As a physician, I’ve spent more than 20 years caring for patients with cancer. From 1992 to 2003, I was Chief of Memorial Sloan Kettering Cancer Center’s Leukemia Service, where our focus was on developing new therapies. The Service provided a great platform for testing new therapeutic ideas, many of which were quite successful. During that time the Service developed retinoic acid and arsenic trioxide as treatments for promyelocytic leukemia, and conducted the first studies in patients with leukemia using humanized antibodies, oncogene vaccines, and alpha- and beta-particle radioimmunotherapy.
Recently we developed a sophisticated agent known as an in vivo generator, or nanogenerator, which we can attach to an antibody and deliver into patients intravenously. This nanogenerator produces radioactive isotopes directly on or within cancer cells. It appears to be 1,000 times more potent than our original radiolabeled drugs. This new approach was approved for testing in humans by the FDA at the end of May.
One advantage of developing new therapeutics at an academic center like Memorial Sloan Kettering Cancer Center is that it allows us to test ideas that are unlikely to be tackled by a pharmaceutical company. The creation of the Experimental Therapeutics Center (ETC) in 2002 was a coalescence of diverse functions of Memorial Sloan Kettering Cancer Center investigators. The ETC gives investigators the freedom to discover and test novel, cutting-edge ideas that may ultimately become therapeutics. I believe these concepts will form the basis for the next generation of treatments.

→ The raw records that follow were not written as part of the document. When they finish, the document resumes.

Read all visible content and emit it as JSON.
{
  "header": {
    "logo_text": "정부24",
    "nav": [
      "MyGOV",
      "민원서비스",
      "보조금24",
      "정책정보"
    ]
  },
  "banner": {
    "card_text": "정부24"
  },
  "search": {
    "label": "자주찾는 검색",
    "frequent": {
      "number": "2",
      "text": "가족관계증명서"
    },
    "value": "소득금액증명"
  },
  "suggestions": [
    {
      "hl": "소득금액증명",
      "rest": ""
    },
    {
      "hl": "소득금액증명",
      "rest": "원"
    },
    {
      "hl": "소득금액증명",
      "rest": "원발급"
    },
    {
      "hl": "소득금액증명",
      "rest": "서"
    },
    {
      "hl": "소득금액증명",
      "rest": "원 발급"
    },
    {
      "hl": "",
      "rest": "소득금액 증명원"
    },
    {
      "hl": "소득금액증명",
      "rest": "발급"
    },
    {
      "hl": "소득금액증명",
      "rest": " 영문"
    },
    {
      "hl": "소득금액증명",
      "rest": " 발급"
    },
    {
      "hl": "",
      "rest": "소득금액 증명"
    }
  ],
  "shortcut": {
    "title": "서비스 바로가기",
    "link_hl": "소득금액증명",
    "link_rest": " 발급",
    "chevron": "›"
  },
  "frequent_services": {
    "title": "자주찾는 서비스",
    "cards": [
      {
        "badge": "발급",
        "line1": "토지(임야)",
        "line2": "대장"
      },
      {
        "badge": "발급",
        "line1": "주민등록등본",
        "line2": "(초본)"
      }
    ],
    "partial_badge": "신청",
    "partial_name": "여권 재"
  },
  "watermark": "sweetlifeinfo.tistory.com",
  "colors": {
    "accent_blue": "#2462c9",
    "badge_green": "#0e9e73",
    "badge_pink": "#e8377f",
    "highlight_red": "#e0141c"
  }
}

The ETC model is a seamless pathway — from discovering and synthesizing molecules to characterizing and testing them in vitro, and then in animals, to eventually treating patients. Our key idea behind the ETC is that if we bring together the smartest people from divergent scientific disciplines, they will more rapidly accomplish goals and make discoveries. The ETC includes chemists, molecular biologists, medical oncologists, radiation oncologists, structural biologists, radiologists, immunologists, and others — all working to understand how to make drugs work better.
The field of experimental cancer therapy is constantly being fueled by biological discoveries, including new knowledge about the genetic changes that lead to the formation of cancer. We are increasingly focusing on the exact pathways, proteins, and mutations that cause cancer.
Traditionally, treatments were relatively nonspecific, but now there is an enormous opportunity to make more selective, and therefore safer, therapies. This will lead to an era of personalized cancer medicine in which small molecules that target enzymes, monoclonal antibodies that target surface proteins, and vaccines that target internal proteins can be designed for the individual pathways that cause different cancers.
At Memorial Sloan Kettering, we can combine multiple therapeutic strategies — for instance, chemotherapy with immuno-therapy and differentiating agents — to come up with a better result. We have immunologists working with pharmacologists, transplantation experts, and radiation oncologists to develop therapies that attack cancer from several different angles in order to find the best treatments possible.